For 12 years, I looked at the woman’s face inked onto my husband’s shoulder and wondered why he would never tell me who she was. Then one afternoon, I ran into her by chance inside a bakery, and the fear in her eyes made me realize I had been asking the wrong question the entire time.
From the very first day I met Ryan, I noticed the tattoo. It was not a name, not a rose, not one of those abstract symbols people claimed carried some deep meaning.
It was a woman’s face, a detailed portrait. She appeared young, perhaps in her early twenties, with dark hair, thoughtful eyes, and a sadness in her expression that never seemed to disappear.
At first, I said nothing. We had only started dating, and I wanted to be the kind of girlfriend who did not feel threatened by things that existed before she came along.

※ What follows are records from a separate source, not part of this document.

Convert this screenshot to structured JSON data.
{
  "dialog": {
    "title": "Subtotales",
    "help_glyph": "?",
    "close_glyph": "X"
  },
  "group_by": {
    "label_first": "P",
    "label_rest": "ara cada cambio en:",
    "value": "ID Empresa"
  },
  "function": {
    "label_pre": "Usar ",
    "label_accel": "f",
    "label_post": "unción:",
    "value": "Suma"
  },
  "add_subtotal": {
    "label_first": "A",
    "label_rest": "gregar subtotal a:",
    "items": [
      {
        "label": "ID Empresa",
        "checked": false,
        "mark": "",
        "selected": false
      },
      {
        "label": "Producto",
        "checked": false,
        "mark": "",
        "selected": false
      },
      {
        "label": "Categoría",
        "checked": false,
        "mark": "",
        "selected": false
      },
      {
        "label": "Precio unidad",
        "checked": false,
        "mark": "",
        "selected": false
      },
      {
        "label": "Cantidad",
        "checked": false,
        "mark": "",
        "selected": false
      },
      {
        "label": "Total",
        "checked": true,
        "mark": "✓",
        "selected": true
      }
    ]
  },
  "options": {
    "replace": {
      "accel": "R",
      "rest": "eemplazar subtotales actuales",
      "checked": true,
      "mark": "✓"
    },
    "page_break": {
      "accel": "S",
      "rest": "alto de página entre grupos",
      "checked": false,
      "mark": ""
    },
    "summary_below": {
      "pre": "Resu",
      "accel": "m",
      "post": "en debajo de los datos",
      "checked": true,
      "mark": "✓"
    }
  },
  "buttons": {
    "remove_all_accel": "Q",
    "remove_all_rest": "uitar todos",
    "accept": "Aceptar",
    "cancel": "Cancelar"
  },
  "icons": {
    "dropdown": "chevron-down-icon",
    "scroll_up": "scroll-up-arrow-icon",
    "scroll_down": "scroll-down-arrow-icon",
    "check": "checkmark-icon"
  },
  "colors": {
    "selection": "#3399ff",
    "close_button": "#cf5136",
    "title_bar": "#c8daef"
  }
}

Whenever Ryan wore a tank top, there she was. Whenever we went to the beach, there she was. Whenever he turned over in bed, there she was.
Watching.
Eventually, curiosity won.
“Who is she?”
Ryan barely looked at the tattoo. “Nobody.”
Not enough to start an argument, but enough to stay in my mind.
Several years later, after we became engaged, I brought it up again. This time he laughed.
“There isn’t some big story.”
“So who is she?”
“My buddy was learning realistic tattoos. He downloaded a random photo online and needed somebody to practice on.”
“It’s the truth.”
Even then, I knew he was lying. I simply had no idea why.
After we married, the tattoo bothered me more and more. It was not because I suspected Ryan of cheating. It was because people do not permanently place a stranger’s face on their body.
Not like that. Not with that level of detail.
Eventually, I asked him to cover it. I was not asking him to remove it. I just wanted something else. A compass. A mountain range. A dragon. Anything.
At first he agreed. Then the months slipped by. The tattoo artist moved. Money became tight. Work got busy. There was always another excuse.
Eventually, I stopped asking. Not because I no longer cared, but because I was exhausted. Exhausted from losing the same fight. Exhausted from feeling like I was competing with a woman whose name I did not even know.